Entrada
No me atrevo a escribir que el fútbol entra en la alineación de las cosas importantes de la vida. El amor, la muerte y la justicia forman una delantera demasiado rotunda. Pero no me avergüenza confesar que el fútbol ha sido la cosa secundaria de la vida que más tiempo ha jugado en mis ilusiones y en mis tragedias. La realidad suele tener mal genio y, además, provoca lesiones inapelables. Por eso no carece de interés contar con un juego que nos permite vivir las cosas decisivas en el campo de los asuntos secundarios. La muerte es llevadera, y se puede resucitar a los tres días, cuando la reducimos al pitido final de un árbitro. Un campeonato robado supone sin duda una canallería, una catástrofe nuclear, un genocidio, pero los pueblos se recuperan sin que el número de víctimas llegue a ensuciar la conciencia de los líderes democráticos de Occidente. Y el gol más bello del mundo, aquel gol que marcó nuestra memoria, nunca nos traiciona, ni nos pide el divorcio, ni se hunde en la rutina de la convivencia, por mucho que los años consigan oxidar la llave de los sueños. Las retransmisiones deportivas y la incómoda personalidad de muchos directivos nos ayudan a comprobar que el valor secundario del fútbol comparte un crédito indefinido con los retos transcendentes de la existencia. El nacimiento de un hijo, por ejemplo, hipoteca la vida, corta de raíz la libertad, obliga a estar pendiente de los horarios, de los teléfonos, de los miedos, y sin embargo uno lo perdona todo, porque nadie puede renunciar a su propia piel. El fútbol es también de esas pasiones que hacen olvidar sus propios disparates, la simpatía estúpida de los locutores modernos, los tontos a la moda, las pelucas ridículas de unos aficionados que no saben acercarse con dignidad al amor o a la muerte, el impúdico circo del dinero que todo lo ensucia, menos un pase de gol y buen remate en el último minuto.
Guardada entre las páginas de La isla del tesoro, como uno de mis recuerdos sagrados, conservo la entrada de un partido que jugaron hace más de 40 años, en el viejo Estadio de los Cármenes, el Granada Club de Fútbol y el Real Madrid.

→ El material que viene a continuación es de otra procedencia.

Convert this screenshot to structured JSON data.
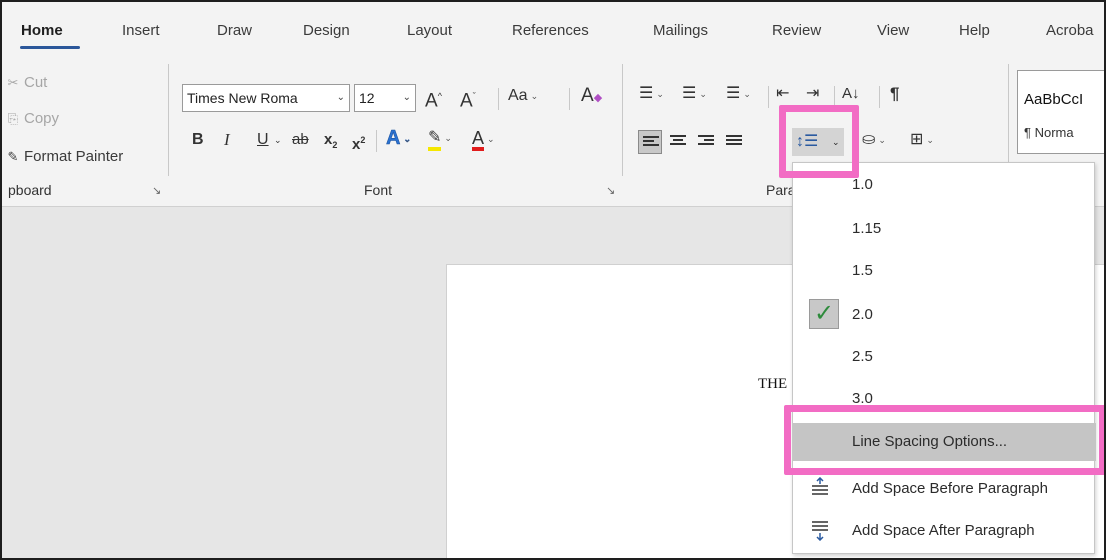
{
  "tabs": [
    {
      "label": "Home",
      "active": true
    },
    {
      "label": "Insert"
    },
    {
      "label": "Draw"
    },
    {
      "label": "Design"
    },
    {
      "label": "Layout"
    },
    {
      "label": "References"
    },
    {
      "label": "Mailings"
    },
    {
      "label": "Review"
    },
    {
      "label": "View"
    },
    {
      "label": "Help"
    },
    {
      "label": "Acroba"
    }
  ],
  "clipboard": {
    "cut": "Cut",
    "copy": "Copy",
    "format_painter": "Format Painter",
    "label": "pboard",
    "launcher": "↘"
  },
  "font": {
    "font_name": "Times New Roma",
    "font_size": "12",
    "grow": "A",
    "shrink": "A",
    "change_case": "Aa",
    "clear_format": "A",
    "bold": "B",
    "italic": "I",
    "underline": "U",
    "strikethrough": "ab",
    "subscript": "x",
    "superscript": "x",
    "text_effects": "A",
    "highlight": "🖊",
    "font_color": "A",
    "label": "Font",
    "launcher": "↘"
  },
  "paragraph": {
    "label": "Para",
    "sort": "A↓",
    "show_marks": "¶"
  },
  "styles": {
    "preview": "AaBbCcI",
    "normal": "¶ Norma"
  },
  "document": {
    "text": "THE"
  },
  "line_spacing_menu": {
    "options": [
      "1.0",
      "1.15",
      "1.5",
      "2.0",
      "2.5",
      "3.0"
    ],
    "selected": "2.0",
    "line_spacing_options": "Line Spacing Options...",
    "add_space_before": "Add Space Before Paragraph",
    "add_space_after": "Add Space After Paragraph"
  },
  "colors": {
    "accent": "#2b579a",
    "highlight_annotation": "#f26cc4",
    "check": "#2e8b3c",
    "highlight_yellow": "#f5e700",
    "font_red": "#e01b1b"
  }
}
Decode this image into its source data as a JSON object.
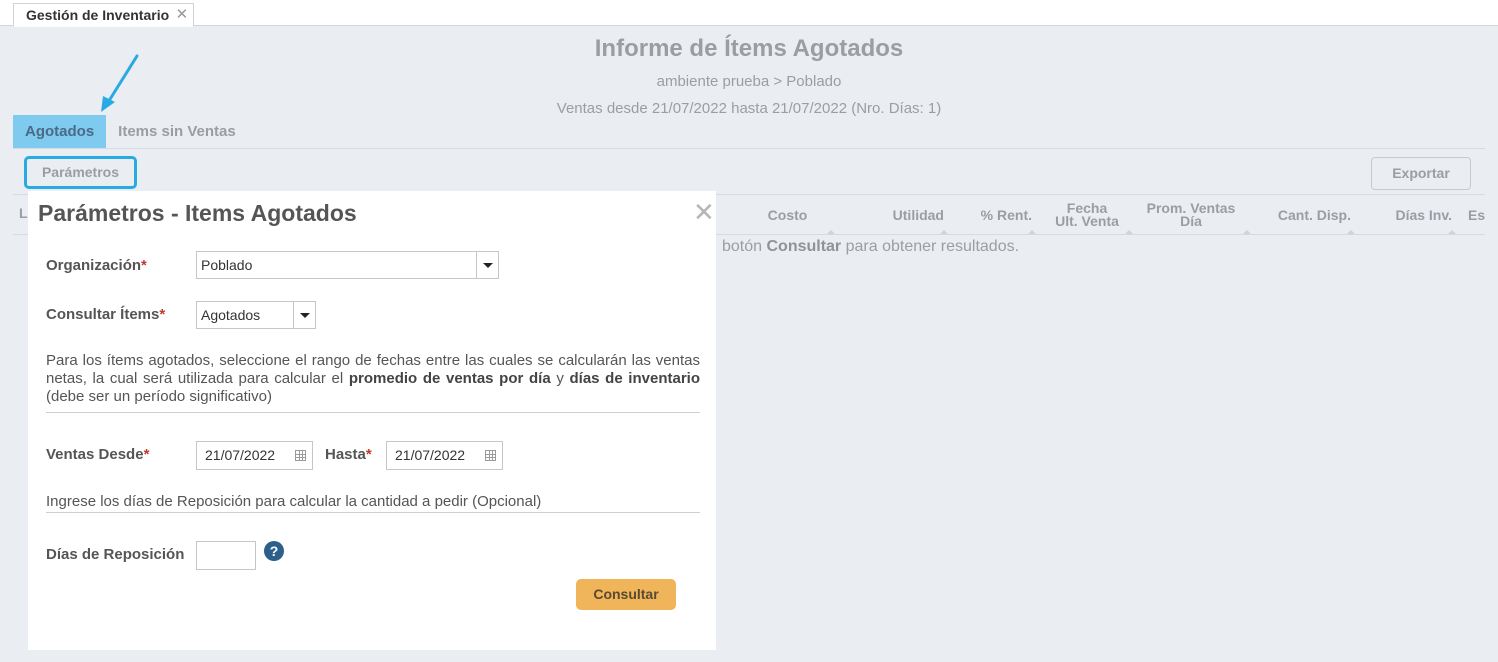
{
  "window": {
    "tab_label": "Gestión de Inventario",
    "tab_close": "✕"
  },
  "report": {
    "title": "Informe de Ítems Agotados",
    "breadcrumb": "ambiente prueba > Poblado",
    "date_range": "Ventas desde 21/07/2022 hasta 21/07/2022 (Nro. Días: 1)"
  },
  "tabs": [
    {
      "label": "Agotados",
      "active": true
    },
    {
      "label": "Items sin Ventas",
      "active": false
    }
  ],
  "toolbar": {
    "params_label": "Parámetros",
    "export_label": "Exportar"
  },
  "grid": {
    "first_col_clip": "L",
    "columns": [
      "Costo",
      "Utilidad",
      "% Rent.",
      "Fecha Ult. Venta",
      "Prom. Ventas Día",
      "Cant. Disp.",
      "Días Inv.",
      "Es"
    ],
    "col_fecha_1": "Fecha",
    "col_fecha_2": "Ult. Venta",
    "col_prom_1": "Prom. Ventas",
    "col_prom_2": "Día",
    "empty_prefix": "botón ",
    "empty_bold": "Consultar",
    "empty_suffix": " para obtener resultados."
  },
  "modal": {
    "title": "Parámetros - Items Agotados",
    "close": "✕",
    "organizacion_label": "Organización",
    "organizacion_value": "Poblado",
    "consultar_label": "Consultar Ítems",
    "consultar_value": "Agotados",
    "required_mark": "*",
    "help1_a": "Para los ítems agotados, seleccione el rango de fechas entre las cuales se calcularán las ventas netas, la cual será utilizada para calcular el ",
    "help1_b": "promedio de ventas por día",
    "help1_c": " y ",
    "help1_d": "días de inventario",
    "help1_e": " (debe ser un período significativo)",
    "ventas_desde_label": "Ventas Desde",
    "ventas_desde_value": "21/07/2022",
    "hasta_label": "Hasta",
    "hasta_value": "21/07/2022",
    "help2": "Ingrese los días de Reposición para calcular la cantidad a pedir (Opcional)",
    "dias_reposicion_label": "Días de Reposición",
    "dias_reposicion_value": "",
    "help_icon": "?",
    "consultar_button": "Consultar"
  },
  "colors": {
    "accent": "#29aae2",
    "active_tab": "#7ecbef",
    "primary_button": "#f0b45a",
    "required": "#c0392b"
  }
}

Yo era un niño pegado a su padre en una tarde de lluvia, luchando como un náufrago entre gabardinas y paraguas para ver lo que sucedía en el campo. En el bolsillo derecho de mi abrigo llevaba el bocadillo que me había hecho mi madre, y en el bolsillo izquierdo la alineación de mi equipo, la leyenda de las viejas glorias, el coche descapotable de un ídolo, la colección de cromos, los recreos del colegio, las tardes de radio y la ilusión de que por una vez el bando de los perdedores tuviese un buen resultado ante los fuertes. Ya he dicho que sufrir derrotas en un campo de fútbol no es comparable a perder una guerra, pero la sensación de romper un cerco enemigo no debe ser muy diferente a la emoción infantil de ganarle, en la Granada provinciana de los años 60, al Real Madrid. Recuerdo que nuestro delantero se quedó solo delante de la portería del Madrid, que todas las gabardinas y los paraguas del mundo se pusieron de pie, que mi padre no tuvo tiempo de cogerme en brazos, y que mi vida se parece mucho desde entonces a la voluntad de llegar hasta el final de las jugadas, pero sintiéndome más bien solo entre la multitud, con los ojos cerrados, a la espera de enterarme por el grito de los demás de si era gol o se trataba solamente de una ocasión perdida. No tardaría mucho tiempo en descubrir que en aquel partido lluvioso entre el Granada y el Real Madrid, yo iba con la lluvia. Sería mi destino. Por eso he bajado a un infierno de primera con el Granada Club de Fútbol, y he perseguido durante siglos los resultados de la Segunda, la Segunda B y la Tercera División. Por eso, mañana domingo, buscaré mi entrada fetiche entre las páginas de La isla del tesoro, la guardaré junto a la entrada nueva, y me iré con mi hija y con toda mi ciudad al Estadio de los Cármenes. Nos jugamos un ascenso de categoría en el terreno secundario de la felicidad. Los hijos nos cambian la vida, pero heredan nuestros fantasmas.